Previous Meeting Minutes from XSEDE SP Forum

Previous Meeting Minutes from XSEDE SP Forum

Meeting: July 21, 2022 @1PM Pacific/4 pm Eastern

  1. Welcome

  2. ACCESS Coordinating Office - John Towns and Dina Meek

  3. XSEDE and SP Coordination News

  4. Next meeting:  August 18, 2022

Meeting: July 7, 2022 @1PM Pacific/4 pm Eastern

  1. Welcome

  2. ACCESS Track 4 (Monitoring & Measurement Services): Tom Furlani and team

  3. XSEDE and SP Coordination News

  4. Next meeting:  July 21, 2022

Meeting:  June 23, 2022 @1PM Pacific/4 pm Eastern

  1. Welcome

  2. Introducing ACCESS's operations and user services - The CONECT project:  Amy Scheule, Tim Boerner, Winona Sapps-Childs, Kathy Benninger and Alex Withers

  3. XSEDE and SP Coordination News

  4. Next meeting: June 23, 2022

Meeting:  June 9, 2022 @1PM Pacific/4 pm Eastern

  1. Welcome

  2. Introducing ACCESS's approach to user services - The MATCH project:  Alan Chalker

  3. XSEDE and SP Coordination News

  4. Next meeting: June 23, 2022

Meeting:  May 25, 2022 @1PM Pacific/4 pm Eastern

  1. Welcome

  2. Introducing ACCESS's approach to allocation services - The RAMPS project:  Dave Hart

  3. XSEDE and SP Coordination News

  4. Next meeting: June 9, 2022

Meeting:  May 12, 2022 @1PM Pacific/4 pm Eastern

  1. Welcome

  2. Open Storage Network current activities and future plans: John Goodhue

  3. XSEDE and SP Coordination News

  4. Next meeting:  May 25, 2022

Meeting:  March 31, 2022 @1PM Pacific/4 pm Eastern

Attendees: 21

Agenda:

  1. Welcome

    1. Davide Del Vento is leaving NCAR, welcome Ben Kirk as NCAR's SP Forum representative

  2. Introducing ACES, a new NSF-funded resource (Honggao Liu, Texas A&M)

    1. New system ACES program (NSF ACSS grant - #2112356); 

      • $5M + 1.25M for 5 years); program has been archived

      • 2-3 awards/year over 5 years

    2. User Portal — uses Slurm and Liquid Software+Kubernetes

    3. Composable resources

      • 11.500+ CPU cores; dual intel sapphire rapides 48c profs

      • liquid composable infrastructure; 120 nodes;  supports up to 10 PCIe cards (GPU, FPGA, VE)

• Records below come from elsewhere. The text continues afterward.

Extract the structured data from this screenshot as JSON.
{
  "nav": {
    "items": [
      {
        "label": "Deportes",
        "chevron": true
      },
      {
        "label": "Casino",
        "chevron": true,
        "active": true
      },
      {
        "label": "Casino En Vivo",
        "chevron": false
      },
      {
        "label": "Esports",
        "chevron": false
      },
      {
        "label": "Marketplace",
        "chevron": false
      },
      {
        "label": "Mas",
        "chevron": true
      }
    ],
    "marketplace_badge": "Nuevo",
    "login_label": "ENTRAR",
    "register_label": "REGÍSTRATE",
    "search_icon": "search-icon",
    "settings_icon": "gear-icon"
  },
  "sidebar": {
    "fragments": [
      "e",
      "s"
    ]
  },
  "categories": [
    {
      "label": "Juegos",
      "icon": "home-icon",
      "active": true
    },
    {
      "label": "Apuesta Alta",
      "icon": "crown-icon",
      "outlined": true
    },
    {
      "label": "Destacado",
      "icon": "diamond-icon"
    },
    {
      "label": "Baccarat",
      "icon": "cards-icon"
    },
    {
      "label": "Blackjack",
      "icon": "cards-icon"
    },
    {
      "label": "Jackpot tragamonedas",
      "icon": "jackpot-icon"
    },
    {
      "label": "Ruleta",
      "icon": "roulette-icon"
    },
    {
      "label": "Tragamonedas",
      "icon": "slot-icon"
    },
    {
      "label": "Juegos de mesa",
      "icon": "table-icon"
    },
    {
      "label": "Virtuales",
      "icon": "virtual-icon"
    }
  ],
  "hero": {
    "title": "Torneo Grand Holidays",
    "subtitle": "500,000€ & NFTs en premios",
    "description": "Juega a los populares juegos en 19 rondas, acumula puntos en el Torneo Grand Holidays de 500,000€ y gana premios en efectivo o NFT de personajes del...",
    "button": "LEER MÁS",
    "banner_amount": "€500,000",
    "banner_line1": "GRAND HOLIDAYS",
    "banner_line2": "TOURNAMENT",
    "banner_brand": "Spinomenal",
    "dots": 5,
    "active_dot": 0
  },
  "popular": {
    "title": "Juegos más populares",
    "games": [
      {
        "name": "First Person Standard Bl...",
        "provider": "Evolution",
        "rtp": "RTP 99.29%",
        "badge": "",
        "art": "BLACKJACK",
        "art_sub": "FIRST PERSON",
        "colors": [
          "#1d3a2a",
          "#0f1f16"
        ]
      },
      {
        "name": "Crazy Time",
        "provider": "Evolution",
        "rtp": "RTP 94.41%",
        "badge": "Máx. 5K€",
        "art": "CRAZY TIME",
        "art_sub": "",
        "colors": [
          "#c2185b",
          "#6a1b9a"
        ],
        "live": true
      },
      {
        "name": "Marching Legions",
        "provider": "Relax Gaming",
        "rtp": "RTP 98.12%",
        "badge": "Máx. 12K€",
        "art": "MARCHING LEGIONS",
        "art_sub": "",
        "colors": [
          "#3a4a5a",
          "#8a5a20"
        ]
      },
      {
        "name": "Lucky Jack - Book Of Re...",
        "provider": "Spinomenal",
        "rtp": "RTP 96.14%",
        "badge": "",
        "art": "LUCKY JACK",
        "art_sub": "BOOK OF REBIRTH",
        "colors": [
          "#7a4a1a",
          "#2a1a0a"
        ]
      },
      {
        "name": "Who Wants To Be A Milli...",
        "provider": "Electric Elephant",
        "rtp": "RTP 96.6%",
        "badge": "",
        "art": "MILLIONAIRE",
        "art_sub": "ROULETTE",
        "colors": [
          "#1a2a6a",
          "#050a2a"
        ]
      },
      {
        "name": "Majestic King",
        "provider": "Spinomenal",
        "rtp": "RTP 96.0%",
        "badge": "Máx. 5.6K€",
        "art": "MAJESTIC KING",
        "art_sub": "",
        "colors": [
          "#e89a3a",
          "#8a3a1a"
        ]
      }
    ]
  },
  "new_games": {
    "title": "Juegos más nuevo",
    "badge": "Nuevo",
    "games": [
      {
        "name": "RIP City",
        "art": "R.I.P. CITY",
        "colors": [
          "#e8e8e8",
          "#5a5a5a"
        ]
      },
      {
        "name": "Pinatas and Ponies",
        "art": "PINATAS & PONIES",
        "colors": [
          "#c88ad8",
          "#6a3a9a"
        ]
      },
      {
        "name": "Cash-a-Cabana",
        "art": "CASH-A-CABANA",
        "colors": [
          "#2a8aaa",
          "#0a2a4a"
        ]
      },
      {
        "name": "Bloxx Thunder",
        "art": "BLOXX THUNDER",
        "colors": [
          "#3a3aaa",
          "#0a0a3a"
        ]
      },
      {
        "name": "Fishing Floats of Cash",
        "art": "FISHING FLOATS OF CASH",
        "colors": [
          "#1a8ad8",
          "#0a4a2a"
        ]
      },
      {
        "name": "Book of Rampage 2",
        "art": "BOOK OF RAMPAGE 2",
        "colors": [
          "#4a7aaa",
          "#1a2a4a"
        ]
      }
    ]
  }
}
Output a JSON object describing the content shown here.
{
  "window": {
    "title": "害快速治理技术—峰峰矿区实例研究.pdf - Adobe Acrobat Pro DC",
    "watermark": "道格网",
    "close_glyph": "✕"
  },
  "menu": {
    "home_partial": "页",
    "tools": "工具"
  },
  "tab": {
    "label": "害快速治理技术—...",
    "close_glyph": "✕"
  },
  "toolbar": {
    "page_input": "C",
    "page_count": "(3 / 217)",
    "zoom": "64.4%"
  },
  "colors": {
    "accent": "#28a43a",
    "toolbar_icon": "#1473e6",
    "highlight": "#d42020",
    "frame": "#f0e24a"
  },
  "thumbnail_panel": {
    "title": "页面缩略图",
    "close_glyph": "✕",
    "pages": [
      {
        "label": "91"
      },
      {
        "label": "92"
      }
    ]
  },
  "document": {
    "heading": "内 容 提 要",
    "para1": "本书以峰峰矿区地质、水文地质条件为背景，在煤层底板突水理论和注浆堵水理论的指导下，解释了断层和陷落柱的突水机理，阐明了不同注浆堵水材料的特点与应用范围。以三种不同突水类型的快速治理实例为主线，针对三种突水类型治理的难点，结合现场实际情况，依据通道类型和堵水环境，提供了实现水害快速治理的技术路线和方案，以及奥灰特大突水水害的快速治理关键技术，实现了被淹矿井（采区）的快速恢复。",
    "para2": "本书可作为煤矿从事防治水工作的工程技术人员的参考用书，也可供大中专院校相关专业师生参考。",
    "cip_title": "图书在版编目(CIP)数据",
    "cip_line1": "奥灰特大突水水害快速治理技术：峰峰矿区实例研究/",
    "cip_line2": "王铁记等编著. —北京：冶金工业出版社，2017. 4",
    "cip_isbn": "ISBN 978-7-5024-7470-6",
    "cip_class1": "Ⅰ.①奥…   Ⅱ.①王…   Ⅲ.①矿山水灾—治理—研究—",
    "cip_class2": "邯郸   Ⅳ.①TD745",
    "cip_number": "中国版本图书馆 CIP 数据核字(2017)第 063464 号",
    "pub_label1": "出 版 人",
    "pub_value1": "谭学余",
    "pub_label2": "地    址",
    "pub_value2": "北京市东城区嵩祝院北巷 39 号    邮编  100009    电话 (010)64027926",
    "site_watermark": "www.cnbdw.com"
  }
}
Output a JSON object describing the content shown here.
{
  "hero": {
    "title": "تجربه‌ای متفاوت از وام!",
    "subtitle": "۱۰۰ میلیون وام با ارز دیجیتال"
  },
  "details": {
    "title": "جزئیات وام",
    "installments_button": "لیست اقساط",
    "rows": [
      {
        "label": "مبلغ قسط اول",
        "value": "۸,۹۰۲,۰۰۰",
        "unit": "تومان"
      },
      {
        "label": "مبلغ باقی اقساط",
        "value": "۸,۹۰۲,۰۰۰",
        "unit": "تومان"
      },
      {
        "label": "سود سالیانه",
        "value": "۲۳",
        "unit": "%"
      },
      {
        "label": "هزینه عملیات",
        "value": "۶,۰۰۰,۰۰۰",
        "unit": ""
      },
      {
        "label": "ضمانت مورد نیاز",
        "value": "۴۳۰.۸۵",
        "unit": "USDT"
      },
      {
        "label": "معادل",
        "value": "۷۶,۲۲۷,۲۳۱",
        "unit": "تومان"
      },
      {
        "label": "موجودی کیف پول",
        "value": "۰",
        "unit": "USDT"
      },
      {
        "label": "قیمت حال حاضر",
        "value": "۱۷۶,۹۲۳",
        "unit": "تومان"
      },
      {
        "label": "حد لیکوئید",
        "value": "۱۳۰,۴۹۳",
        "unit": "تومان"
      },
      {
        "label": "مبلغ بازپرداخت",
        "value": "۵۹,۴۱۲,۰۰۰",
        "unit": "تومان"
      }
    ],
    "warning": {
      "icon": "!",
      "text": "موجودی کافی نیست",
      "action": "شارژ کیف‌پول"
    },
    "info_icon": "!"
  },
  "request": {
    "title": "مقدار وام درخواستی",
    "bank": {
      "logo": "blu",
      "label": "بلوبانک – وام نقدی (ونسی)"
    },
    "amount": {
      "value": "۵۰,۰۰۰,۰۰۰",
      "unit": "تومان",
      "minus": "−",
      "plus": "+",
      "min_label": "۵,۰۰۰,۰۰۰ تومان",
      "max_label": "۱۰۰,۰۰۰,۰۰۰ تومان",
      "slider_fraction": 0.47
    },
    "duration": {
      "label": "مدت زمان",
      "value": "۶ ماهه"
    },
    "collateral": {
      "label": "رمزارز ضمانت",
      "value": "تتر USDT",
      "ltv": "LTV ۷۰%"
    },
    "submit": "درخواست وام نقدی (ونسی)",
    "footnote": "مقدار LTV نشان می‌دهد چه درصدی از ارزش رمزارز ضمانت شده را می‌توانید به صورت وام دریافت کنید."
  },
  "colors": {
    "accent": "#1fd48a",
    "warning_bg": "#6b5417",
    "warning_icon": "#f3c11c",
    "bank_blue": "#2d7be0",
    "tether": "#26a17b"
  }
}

    4.  Mult. accelerator techs: GPU, FPGA, VE, Intel Optane memory

    5. Deployment: test phase: Sept2022;  early user:  Q4 2022; allocations: Q1/Q2 2023

    6. https://hprc.tami.edu/aces

  3. Roundtable

  4. Next meeting:  April 14, 2022 - SPs' Training activities and approaches

Meeting:  March 17, 2022 @1PM Pacific/4 pm Eastern

Attendees:  Tim Boerner, Kevin Colby, Davide Del Vento, Craig Earley, Jeremy Fischer, Jim Griffioen, David Hancock, Doug Jennewein, Ruth Marinshaw, Kenton McHenry, Tim Middelkoop, Sudhakar Pamidighantam, Tabitha Samuel, Sergiu Sanielevici, Eva Siegmann, Bob Sinkovitz, Dan Stanzione, Mary Thomas

Agenda:

  1. Welcome

  2. Discussion of Campus Champions SP allocations post-XSEDE, with Champions program leadership team member Tim Middelkoop and SP Forum member Doug Jennewein (also part of the CC leadership team)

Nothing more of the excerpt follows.